İkindi namazı vakti daralmağa başladı, bazıları namaza gidiyor, benim gözüm ise Enver abiyi takip ediyor. Nasıl olsa Enver abim de namaza çıkacak, onunla çıkarım diye düşünüyorum. Enver abiler de, herkes kılıp gelsin, kendileri çıkarken dikkat çekmesin diye geciktiriyorlar. Enver abiler bir ara acele ile dışarı çıktılar, ben de hemen koştum fakat herkes benim gibi düşünmüş, herkes birden çıkdı, salonda pek kimse kalmayıverdi.

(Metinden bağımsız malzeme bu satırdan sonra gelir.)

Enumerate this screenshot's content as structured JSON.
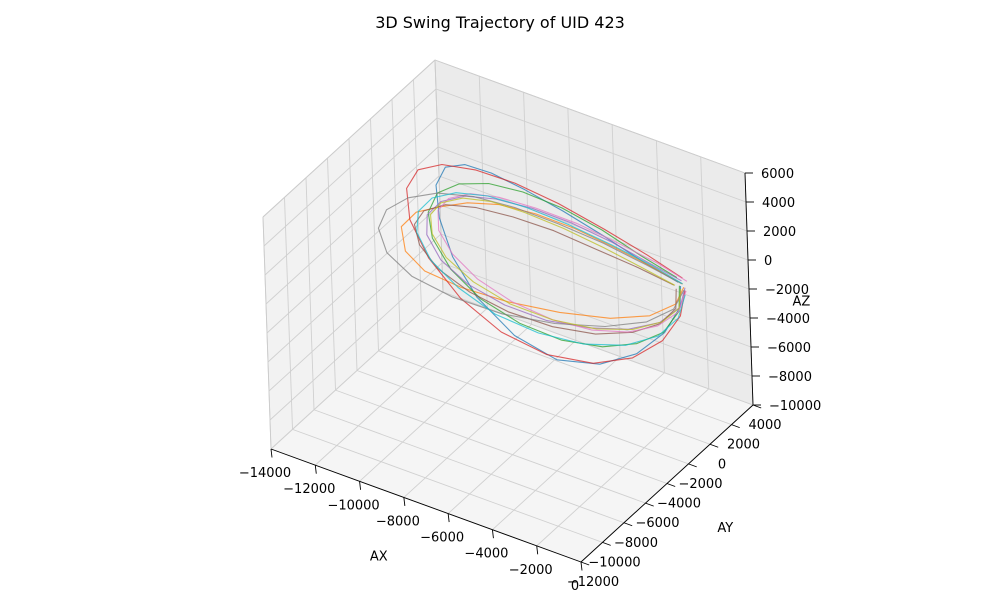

Büyük bir salonda namaz için yerlere çarşaflar serilmiş, Enver abilerle birlikte yüzlerce abi de orada namaza başlamak üzereler. Kapıyı bazıları tutmuş, kimse girmesin diyor ve içeri sokmuyorlardı. Zorla dahi olsa girmeyi başardım. Girer girmez, Enver abilerle gözgöze geldik. Ellerini kulaklarına kaldırmışlar, iftitah tekbiri almak üzereler ve bana bakıyorlar…. Sen de mi girdin, bu kadar kalabalık var girmeseydin diyecekler zannettim, hemen sütunun arkasına saklanmak istedim. Baktım ki Enver abim hızla benim yanıma geliyor, beni yakaladı ve cemaatin en önüne geçirip, “hemen imam ol, namazı kıldır” buyurdular.
Şaşkın vaziyetde orada namaz kıldırdım, hemen arkada Enver abim vardı, bir de baktım beşyüz kişiden fazla cemaat var. Enver abiler namazdan sonra hızla yerlerine gittiler. Tarabya oteli civarından geçerken bu hatırayı her zaman yâd ediyorum, bu otelde imamlık yaptığımı hatırlıyorum. Allahü teala şefaatlerine nail eylesin inşallah.